Might the killer enjoy this spectacle if he could watch it on TV? He may be a destroyer of women, but his victims were regular, human-style women: a concerned mother trying to connect with her daughter on a road trip in nature — the trip that delivered them into the hands of the killer. You picture the mother reading Reviving Ophelia the night before they left, frowning slightly as she thinks of the teenage boy years ago who fucked her mouth and then took her to dinner at Pizza Hut, thinks also of her daughter's coed sleepover last week. Getting out of bed to use the bathroom with only the hall light on, peeing in gentle darkness, remembering: Grown-up pee used to smell so bad to her, and now the smell is just another welcome personal issue of her hardworking body, tough and fleshy in middle age, safe under her old flowered gown. The daughter is awake, too, and reading Wuthering Heights. She is thirteen, and she is irritated that the author has such sympathy for Heathcliff who abuses his wife and child. What does it mean that he is capable of such passionate love? Is this realistic, or were people just dumber and more romantic back then? She doesn't think that the mean people she knows are the most passionate; they just want to laugh at everything. But then she remembers that she laughed when a boy in class played a joke on an ugly girl and made her cry.

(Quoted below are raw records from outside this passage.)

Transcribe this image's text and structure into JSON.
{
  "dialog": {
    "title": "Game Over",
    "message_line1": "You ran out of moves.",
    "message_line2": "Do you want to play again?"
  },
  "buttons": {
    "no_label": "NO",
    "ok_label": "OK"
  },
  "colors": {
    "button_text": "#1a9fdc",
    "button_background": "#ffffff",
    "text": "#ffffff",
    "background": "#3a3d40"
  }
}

Sighing, she puts the book down and lies on her back, her arm thrown luxuriantly over her head. On the ceiling, there are the beautiful shadows of slim branches and leaves. She does not really want to take this trip with her mother. Her mother tries so hard to help her and to protect her, and she finds this embarrassing. It makes her want to protect her mother, and that feeling is uncomfortable, too. She rolls on her side and picks up the book again.

Thought and feeling, flesh and electricity, ordinary yet complex personalities, the like of which the killer had found impossible to maintain inside himself from the moment of his birth — and yet which he could erase with the strange, compulsive pleasure of an autistic child banging his head on the wall. You picture him as a little boy alone in an empty room, head subtly inclined, as if he is listening intently for a special sound. In the top drawer of his dresser, there are rows of embalmed mice stacked neatly atop one another. At age twelve, he has killed many animals besides mice, but he embalms only the mice because uniformity satisfies him. He likes embalming because it is clean, methodical, and permanent. He likes his mind to be uniform and inflexible as a grid. Below the grid is like the life of animals — sensate and unbearably deep.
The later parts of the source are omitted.